“Kasus ini by design untuk memancing FPI melakukan perlawanan secara fisik,” kata peneliti di Community of Ideological Islamic Analyst (CIIA) Harits Abu Ulya.
Kata Harits, ketika melakukan perlawanan terhadap polisi bisa menjadi alasan untuk membubarkan FPI.
“Dengan begitu aparat punya legitimasi utk memberangus atas nama UU,” papar Harits. Harits mengatakan, peritiswa penembakan enam laskar FPI tidak bisa dilepaskan dari skenario skenario komplit yang dirumuskan untuk menyikapi kasus HRS.

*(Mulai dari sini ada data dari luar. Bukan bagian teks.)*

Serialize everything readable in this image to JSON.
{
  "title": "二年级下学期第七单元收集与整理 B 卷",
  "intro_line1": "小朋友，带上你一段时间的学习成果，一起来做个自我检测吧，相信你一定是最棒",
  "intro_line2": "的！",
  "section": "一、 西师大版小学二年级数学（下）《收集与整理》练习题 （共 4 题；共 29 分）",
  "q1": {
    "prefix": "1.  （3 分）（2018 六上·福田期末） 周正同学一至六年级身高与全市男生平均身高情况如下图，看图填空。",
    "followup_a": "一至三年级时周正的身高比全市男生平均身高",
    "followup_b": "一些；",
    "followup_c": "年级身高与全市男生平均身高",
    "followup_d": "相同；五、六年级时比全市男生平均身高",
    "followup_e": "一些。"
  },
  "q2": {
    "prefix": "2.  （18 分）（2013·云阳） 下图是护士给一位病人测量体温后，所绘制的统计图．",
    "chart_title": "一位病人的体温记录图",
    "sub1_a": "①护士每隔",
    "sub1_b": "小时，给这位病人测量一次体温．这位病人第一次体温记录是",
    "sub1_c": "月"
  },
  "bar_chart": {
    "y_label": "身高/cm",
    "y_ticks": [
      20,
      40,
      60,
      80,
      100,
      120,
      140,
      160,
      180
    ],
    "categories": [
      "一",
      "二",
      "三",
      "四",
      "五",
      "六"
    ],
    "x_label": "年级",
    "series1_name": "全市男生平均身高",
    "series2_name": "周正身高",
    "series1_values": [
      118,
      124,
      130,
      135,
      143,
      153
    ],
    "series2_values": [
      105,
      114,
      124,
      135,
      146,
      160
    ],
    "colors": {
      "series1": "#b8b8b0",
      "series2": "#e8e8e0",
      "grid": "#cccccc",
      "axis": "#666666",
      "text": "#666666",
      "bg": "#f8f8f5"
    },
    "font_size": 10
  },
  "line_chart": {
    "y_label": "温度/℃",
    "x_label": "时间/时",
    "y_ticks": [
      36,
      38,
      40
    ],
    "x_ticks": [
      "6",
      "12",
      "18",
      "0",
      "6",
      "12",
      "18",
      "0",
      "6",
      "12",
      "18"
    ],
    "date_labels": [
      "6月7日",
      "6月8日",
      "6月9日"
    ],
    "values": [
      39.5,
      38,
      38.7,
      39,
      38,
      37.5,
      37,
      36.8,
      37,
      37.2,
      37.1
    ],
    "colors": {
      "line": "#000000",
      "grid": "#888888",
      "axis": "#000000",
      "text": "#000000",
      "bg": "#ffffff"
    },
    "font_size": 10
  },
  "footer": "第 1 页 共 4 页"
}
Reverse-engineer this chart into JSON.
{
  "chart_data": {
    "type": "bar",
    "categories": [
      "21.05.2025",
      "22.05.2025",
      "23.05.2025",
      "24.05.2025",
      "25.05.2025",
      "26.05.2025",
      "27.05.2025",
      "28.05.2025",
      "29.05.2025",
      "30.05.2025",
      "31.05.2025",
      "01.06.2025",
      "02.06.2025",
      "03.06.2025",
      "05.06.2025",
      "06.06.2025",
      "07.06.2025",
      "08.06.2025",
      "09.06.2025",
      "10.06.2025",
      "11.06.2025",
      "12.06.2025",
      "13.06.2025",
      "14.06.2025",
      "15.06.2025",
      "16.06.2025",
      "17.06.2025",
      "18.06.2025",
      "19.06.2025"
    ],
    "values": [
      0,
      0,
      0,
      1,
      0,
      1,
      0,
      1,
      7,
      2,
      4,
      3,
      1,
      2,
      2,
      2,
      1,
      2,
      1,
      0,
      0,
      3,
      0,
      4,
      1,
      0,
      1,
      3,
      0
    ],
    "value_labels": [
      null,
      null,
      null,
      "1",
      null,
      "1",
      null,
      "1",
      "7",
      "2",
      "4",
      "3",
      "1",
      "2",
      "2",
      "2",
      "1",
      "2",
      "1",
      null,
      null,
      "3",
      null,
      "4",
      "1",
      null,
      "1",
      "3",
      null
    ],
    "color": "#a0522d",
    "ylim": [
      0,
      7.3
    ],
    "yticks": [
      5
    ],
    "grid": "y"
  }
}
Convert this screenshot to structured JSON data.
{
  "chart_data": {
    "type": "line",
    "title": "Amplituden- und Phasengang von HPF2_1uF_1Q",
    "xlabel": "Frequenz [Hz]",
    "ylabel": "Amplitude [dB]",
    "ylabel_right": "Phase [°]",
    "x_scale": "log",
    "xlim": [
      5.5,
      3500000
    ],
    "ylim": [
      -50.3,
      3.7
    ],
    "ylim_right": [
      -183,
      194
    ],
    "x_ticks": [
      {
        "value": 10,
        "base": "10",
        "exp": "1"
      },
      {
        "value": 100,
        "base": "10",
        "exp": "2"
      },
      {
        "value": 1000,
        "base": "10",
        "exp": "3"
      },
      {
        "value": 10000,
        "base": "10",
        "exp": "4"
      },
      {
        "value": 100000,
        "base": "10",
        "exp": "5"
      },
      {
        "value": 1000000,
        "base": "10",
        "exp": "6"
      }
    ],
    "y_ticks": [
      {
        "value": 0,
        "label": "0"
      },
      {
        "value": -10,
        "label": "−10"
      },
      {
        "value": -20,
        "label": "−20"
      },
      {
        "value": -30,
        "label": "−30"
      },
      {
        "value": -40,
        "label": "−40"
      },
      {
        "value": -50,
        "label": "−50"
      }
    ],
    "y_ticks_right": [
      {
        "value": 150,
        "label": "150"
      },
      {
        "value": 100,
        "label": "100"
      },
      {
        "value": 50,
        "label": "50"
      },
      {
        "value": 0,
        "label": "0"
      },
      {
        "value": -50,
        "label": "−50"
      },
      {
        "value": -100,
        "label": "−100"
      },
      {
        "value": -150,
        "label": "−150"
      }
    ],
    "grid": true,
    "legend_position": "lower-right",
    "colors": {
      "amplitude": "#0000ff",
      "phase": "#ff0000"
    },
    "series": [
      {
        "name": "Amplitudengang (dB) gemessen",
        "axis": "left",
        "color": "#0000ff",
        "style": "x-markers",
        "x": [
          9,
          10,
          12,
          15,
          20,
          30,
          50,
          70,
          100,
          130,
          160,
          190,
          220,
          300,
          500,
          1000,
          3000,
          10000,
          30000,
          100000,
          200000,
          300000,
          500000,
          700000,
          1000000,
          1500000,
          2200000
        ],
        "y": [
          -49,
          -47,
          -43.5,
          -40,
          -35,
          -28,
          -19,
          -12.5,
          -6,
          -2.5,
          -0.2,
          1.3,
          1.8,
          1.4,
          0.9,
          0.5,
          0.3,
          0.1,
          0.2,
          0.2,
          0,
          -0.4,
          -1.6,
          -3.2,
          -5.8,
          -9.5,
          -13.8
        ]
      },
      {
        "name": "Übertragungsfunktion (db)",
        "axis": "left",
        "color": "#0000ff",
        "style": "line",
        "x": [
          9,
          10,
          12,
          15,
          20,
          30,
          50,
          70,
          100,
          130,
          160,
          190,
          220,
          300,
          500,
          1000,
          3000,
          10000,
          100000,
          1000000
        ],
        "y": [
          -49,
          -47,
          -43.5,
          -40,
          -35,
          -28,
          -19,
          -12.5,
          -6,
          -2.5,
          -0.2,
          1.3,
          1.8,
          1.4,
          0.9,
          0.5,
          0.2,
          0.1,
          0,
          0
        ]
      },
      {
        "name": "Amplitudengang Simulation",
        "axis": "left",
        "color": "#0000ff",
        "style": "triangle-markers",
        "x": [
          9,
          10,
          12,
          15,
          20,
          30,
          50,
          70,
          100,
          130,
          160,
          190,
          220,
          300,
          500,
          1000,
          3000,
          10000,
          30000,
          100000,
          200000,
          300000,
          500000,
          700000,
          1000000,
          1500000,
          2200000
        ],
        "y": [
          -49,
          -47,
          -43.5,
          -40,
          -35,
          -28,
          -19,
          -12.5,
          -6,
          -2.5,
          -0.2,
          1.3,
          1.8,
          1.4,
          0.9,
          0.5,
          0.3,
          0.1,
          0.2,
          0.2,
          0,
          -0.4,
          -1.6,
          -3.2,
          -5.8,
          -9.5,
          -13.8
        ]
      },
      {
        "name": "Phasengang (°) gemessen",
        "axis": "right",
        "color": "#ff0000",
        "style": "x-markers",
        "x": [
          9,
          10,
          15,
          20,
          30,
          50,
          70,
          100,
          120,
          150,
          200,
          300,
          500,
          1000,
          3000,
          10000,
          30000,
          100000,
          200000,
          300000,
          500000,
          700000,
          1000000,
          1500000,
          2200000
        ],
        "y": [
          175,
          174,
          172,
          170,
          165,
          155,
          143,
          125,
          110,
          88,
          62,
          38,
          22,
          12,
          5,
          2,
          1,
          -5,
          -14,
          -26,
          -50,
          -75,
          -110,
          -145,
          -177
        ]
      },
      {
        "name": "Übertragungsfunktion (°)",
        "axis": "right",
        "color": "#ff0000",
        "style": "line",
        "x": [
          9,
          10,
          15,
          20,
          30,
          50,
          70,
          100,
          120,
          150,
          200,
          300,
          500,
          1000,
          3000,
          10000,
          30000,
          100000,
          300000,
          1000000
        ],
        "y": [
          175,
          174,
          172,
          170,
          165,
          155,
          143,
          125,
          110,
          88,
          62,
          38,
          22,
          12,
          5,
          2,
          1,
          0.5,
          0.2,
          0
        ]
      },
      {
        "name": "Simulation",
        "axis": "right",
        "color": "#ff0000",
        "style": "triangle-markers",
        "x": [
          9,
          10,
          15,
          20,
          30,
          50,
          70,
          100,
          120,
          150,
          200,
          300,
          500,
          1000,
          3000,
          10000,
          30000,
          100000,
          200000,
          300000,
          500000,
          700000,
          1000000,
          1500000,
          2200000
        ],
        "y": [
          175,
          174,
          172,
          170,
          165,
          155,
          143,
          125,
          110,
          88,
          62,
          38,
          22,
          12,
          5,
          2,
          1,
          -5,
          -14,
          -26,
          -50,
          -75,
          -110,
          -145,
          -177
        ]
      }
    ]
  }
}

“Dan ada kompleksitas kepentingan. Semua perlu dielaborasi lebih dalam, agar kebenaran bisa didapatkan,” jelas Harits.
Ia juga mengkritik cara aparat kepolisian dalam membunuh enam laskar FPI.
“6 orang tewas ini terkesan sekali ada tindakan over eksesif (berlebihan) dari aparat di lapangan. Tindakan tegas dan terukur itu idealnya melumpuhkan bukan mematikan. Dan klaim kepolisian perlu pembuktian balik di lapangan dengan beragam metode,” ungkap Harits.
Kasus penembakan enam laskar FPI, kata Harits perlu dibuka dan dipertanggung jawabkan dihadapan pengadilan.
“Di sana dibuka dengan transparan. Apakah tindakan aparat masuk katagori dibenarkan secara hukum. Atau bahkan sudah abuse of power bahkan melanggar HAM,” jelas Harits.
Harits mengusulkan dibentuk tim independen pencari fakta untuk investigasi tragedi yang menewaskan 6 warga sipil oleh aparat di jalan tol.
“Istana begitu sigap membuat TPF atas kasus kematian seorang di Papua, bagaimana dgn 6 orang sipil yang tewas di jalan tol ini? Semua sama kedudukan d imata hukum, tidak boleh ada satu insitusi atau individu yang kebal hukum,” pungkasnya. [Democrazy/suaranas]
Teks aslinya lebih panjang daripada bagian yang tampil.